Tagoror, que hacíamos en comandita algunos colaboradores externos, como Alberto Omar, Julio Pérez o José Luis Toribio, y el periodista que suscribe, fue diseñado al milímetro por un genio de la maquetación, Juan Pedro Ascanio, diseñador comunista que vivió en el exilio argelino y que se reincorporó al trabajo en Tenerife alcanzando responsabilidades muy altas: él era el artista que dibujaba la primera página, entonces de tamaño sábana. Pero su dedicación más querida era la que le prestaba a Tagoror. Daba gusto trabajar con él: canturreaba siempre, paseando, desnudo de cintura para arriba, tapado solo con el mono azul. A medianoche, exactamente a las 00.00, venía a la Redacción, y ahí, en silencio, se tomaba un helado de vainilla. Todo lo hacía fácil, y todas las complicaciones del diseño él las arreglaba canturreando. Era un comunista de verdad, de los antiguos, y hasta el final. Nunca olvido cuando me recitó, a pie firme los dos, en una esquina de la calle del Pilar, la oda que Neruda le dedicó a Stalin. Aquel entusiasmo a héroes pretéritos nos daba escalofríos, pero a él le daban alegría.

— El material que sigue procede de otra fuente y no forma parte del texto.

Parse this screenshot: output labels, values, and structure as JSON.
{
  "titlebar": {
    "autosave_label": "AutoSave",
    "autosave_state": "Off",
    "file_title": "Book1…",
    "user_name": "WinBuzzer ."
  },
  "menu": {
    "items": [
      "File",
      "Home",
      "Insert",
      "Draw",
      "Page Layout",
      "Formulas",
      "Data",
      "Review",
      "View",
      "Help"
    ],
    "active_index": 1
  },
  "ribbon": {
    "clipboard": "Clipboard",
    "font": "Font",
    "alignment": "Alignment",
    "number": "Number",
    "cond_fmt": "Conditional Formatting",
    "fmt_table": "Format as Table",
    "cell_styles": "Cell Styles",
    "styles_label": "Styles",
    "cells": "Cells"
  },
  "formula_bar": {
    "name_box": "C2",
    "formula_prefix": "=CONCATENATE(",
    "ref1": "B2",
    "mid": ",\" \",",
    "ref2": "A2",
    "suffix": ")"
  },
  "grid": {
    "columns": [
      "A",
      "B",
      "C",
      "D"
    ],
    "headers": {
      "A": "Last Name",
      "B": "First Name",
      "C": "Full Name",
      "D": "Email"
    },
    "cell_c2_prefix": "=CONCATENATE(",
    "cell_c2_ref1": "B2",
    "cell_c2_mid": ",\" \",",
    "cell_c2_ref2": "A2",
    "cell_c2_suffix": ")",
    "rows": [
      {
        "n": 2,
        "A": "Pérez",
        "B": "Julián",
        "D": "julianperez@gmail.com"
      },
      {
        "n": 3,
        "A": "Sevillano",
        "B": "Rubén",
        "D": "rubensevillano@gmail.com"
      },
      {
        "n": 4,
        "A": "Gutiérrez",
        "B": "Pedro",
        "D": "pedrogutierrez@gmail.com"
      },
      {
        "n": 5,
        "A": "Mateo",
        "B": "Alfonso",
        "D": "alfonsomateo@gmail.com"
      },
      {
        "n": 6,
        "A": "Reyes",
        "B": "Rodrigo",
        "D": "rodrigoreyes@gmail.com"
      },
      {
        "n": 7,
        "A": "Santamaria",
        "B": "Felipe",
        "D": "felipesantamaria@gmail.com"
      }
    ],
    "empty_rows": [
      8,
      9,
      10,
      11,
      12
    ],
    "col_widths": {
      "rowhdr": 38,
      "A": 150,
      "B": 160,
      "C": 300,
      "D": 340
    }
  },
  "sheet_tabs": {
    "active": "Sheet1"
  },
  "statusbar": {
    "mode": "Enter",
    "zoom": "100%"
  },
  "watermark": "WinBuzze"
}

Tagoror tuvo, en el tiempo que nos tuvo ahí, al frente, junto a Ascanio, el valor de abrirnos al mundo; Letras Canarias nos puso al tanto de lo que había dado de sí la imaginación o la lírica insulares. Elfidio llevaba todo muy ordenado a la Redacción. Yo soy de natural desordenado. Menos mal que existía Ascanio, menos mal que estaba Ullán. Y menos mal que teníamos la energía de juntar, cada semana, la ambición de hacerlo bien con la benevolencia del periódico que acogió a aquellos locos que éramos, de la literatura y del periodismo.